Surveys reveal percentage of population that is gay, and how people feel about them
A survey of 8894 University students in China about dating and marriage was conducted by Jiayuan.com. The results concluded that 5.57 percent of them admitted to being with someone of the same sex at least once.
The results are in line with data from Google that also put the number of gay people in the US at 1 in 20 of the population.However, as Jiayuan’s survey includes bisexuals in the statistics it is likely to be a slight over-estimation.
Another survey, conducted by Shanghai Jiao Tong University, measured attitudes to homosexuality. After asking 3500 citizens, they concluded that 68.5 percent of them found homosexuality unacceptable, and only 13.2 saw it in a positive light.
Although attitudes have changed a lot in China in the last 30 years (adult gay sex was legalised in 1997 and removed as a medical condition in 2001), traditional Chinese values still persist. There are no laws to protect gay, lesbians or transgender people from discrimination and same-sex marriage is rarely discussed in the public sphere.
Chinese tycoon and popular blogger tells daughter: “don’t do drugs and don’t be gay”
Well-known Chinese real estate tycoon and blogger, Ren Ziqiang, has revealed homophobic attitudes in his autobiography, titled Elegant Ambition. In his book he reveals that he sat his daughter down on her 18th birthday and asked her not to do drugs or be gay.
“I only asked two things from my daughter,” Ren writes in his autobiography, “Don’t do drugs and don’t engage in homosexual acts – I am selfish and want grandchildren.” After concluding that apart from these things he is happy for her to do whatever she wants he went on to say, “what matters the most for parenting is granting our children freedom and happiness.”
LGBT rights activist and blogger, Guo Yujie succinctly retorted by noting “What freedom has Ren ranted his daughter if she can’t even act on her sexual preference?” Guo also noted that being gay does not mean you cannot have children.
Ah Qiang, of PFLAG China, said that they had sent a pamphlet to Ren entitled ‘understanding gays better’, and that he hoped Ren would understand that being gay is not a choice.

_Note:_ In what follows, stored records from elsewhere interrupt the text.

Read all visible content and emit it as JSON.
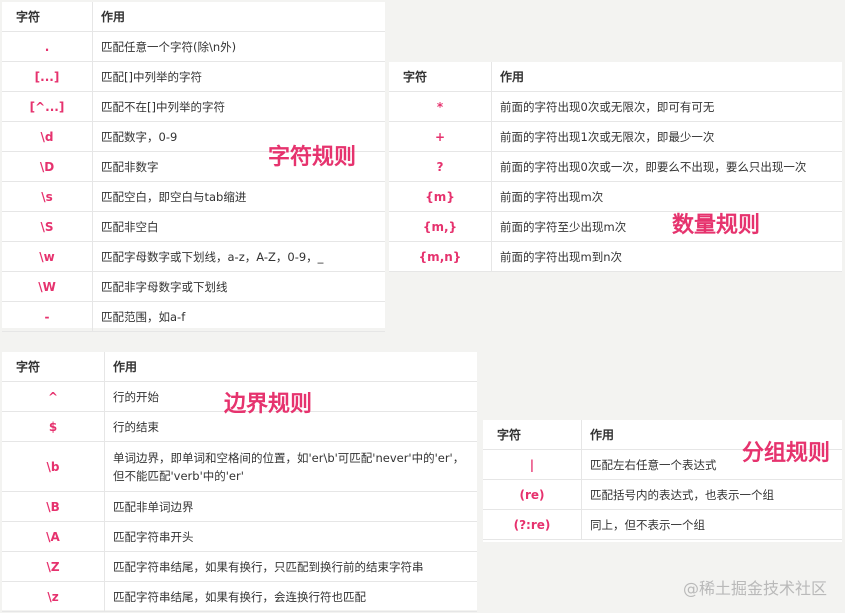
{
  "header": {
    "char": "字符",
    "use": "作用"
  },
  "panels": {
    "char_rules": {
      "label": "字符规则",
      "rows": [
        {
          "ch": ".",
          "desc": "匹配任意一个字符(除\\n外)"
        },
        {
          "ch": "[...]",
          "desc": "匹配[]中列举的字符"
        },
        {
          "ch": "[^...]",
          "desc": "匹配不在[]中列举的字符"
        },
        {
          "ch": "\\d",
          "desc": "匹配数字，0-9"
        },
        {
          "ch": "\\D",
          "desc": "匹配非数字"
        },
        {
          "ch": "\\s",
          "desc": "匹配空白，即空白与tab缩进"
        },
        {
          "ch": "\\S",
          "desc": "匹配非空白"
        },
        {
          "ch": "\\w",
          "desc": "匹配字母数字或下划线，a-z，A-Z，0-9，_"
        },
        {
          "ch": "\\W",
          "desc": "匹配非字母数字或下划线"
        },
        {
          "ch": "-",
          "desc": "匹配范围，如a-f"
        }
      ]
    },
    "quantity_rules": {
      "label": "数量规则",
      "rows": [
        {
          "ch": "*",
          "desc": "前面的字符出现0次或无限次，即可有可无"
        },
        {
          "ch": "+",
          "desc": "前面的字符出现1次或无限次，即最少一次"
        },
        {
          "ch": "?",
          "desc": "前面的字符出现0次或一次，即要么不出现，要么只出现一次"
        },
        {
          "ch": "{m}",
          "desc": "前面的字符出现m次"
        },
        {
          "ch": "{m,}",
          "desc": "前面的字符至少出现m次"
        },
        {
          "ch": "{m,n}",
          "desc": "前面的字符出现m到n次"
        }
      ]
    },
    "boundary_rules": {
      "label": "边界规则",
      "rows": [
        {
          "ch": "^",
          "desc": "行的开始"
        },
        {
          "ch": "$",
          "desc": "行的结束"
        },
        {
          "ch": "\\b",
          "desc": "单词边界，即单词和空格间的位置，如'er\\b'可匹配'never'中的'er'，但不能匹配'verb'中的'er'"
        },
        {
          "ch": "\\B",
          "desc": "匹配非单词边界"
        },
        {
          "ch": "\\A",
          "desc": "匹配字符串开头"
        },
        {
          "ch": "\\Z",
          "desc": "匹配字符串结尾，如果有换行，只匹配到换行前的结束字符串"
        },
        {
          "ch": "\\z",
          "desc": "匹配字符串结尾，如果有换行，会连换行符也匹配"
        }
      ]
    },
    "group_rules": {
      "label": "分组规则",
      "rows": [
        {
          "ch": "|",
          "desc": "匹配左右任意一个表达式"
        },
        {
          "ch": "(re)",
          "desc": "匹配括号内的表达式，也表示一个组"
        },
        {
          "ch": "(?:re)",
          "desc": "同上，但不表示一个组"
        }
      ]
    }
  },
  "watermark": "@稀土掘金技术社区"
}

Lin Kan Hsuan explores the pressure of traditional values in forcing gay and lesbians in China to live false lives
In an article for Global times, Lin tackles the difficulties and pressure facing gays and lesbians who want to come out in China, and the fact that this often leads them to living a life of lies. Lin explores a number of case studies of the complicated relationships that LGBT people in China find themselves in to hide the truth about their sexuality.
Lin notes that an estimated 16 million people in China are currently in sham marriages that involve straight women who have unwittingly married gay men. This staggering number is based on data collected by Zhang Beichuan at Qingdao University’s Medical School. A further number of marriages are thought to conceal gay men marrying lesbians.
Lin concludes that the right time and situation for someone to come out differs with each person but that with more openness and knowledge in the wider community more people will be able to make the step. Lin also notes the growing number of LGBT support groups in China that can help people through these issues.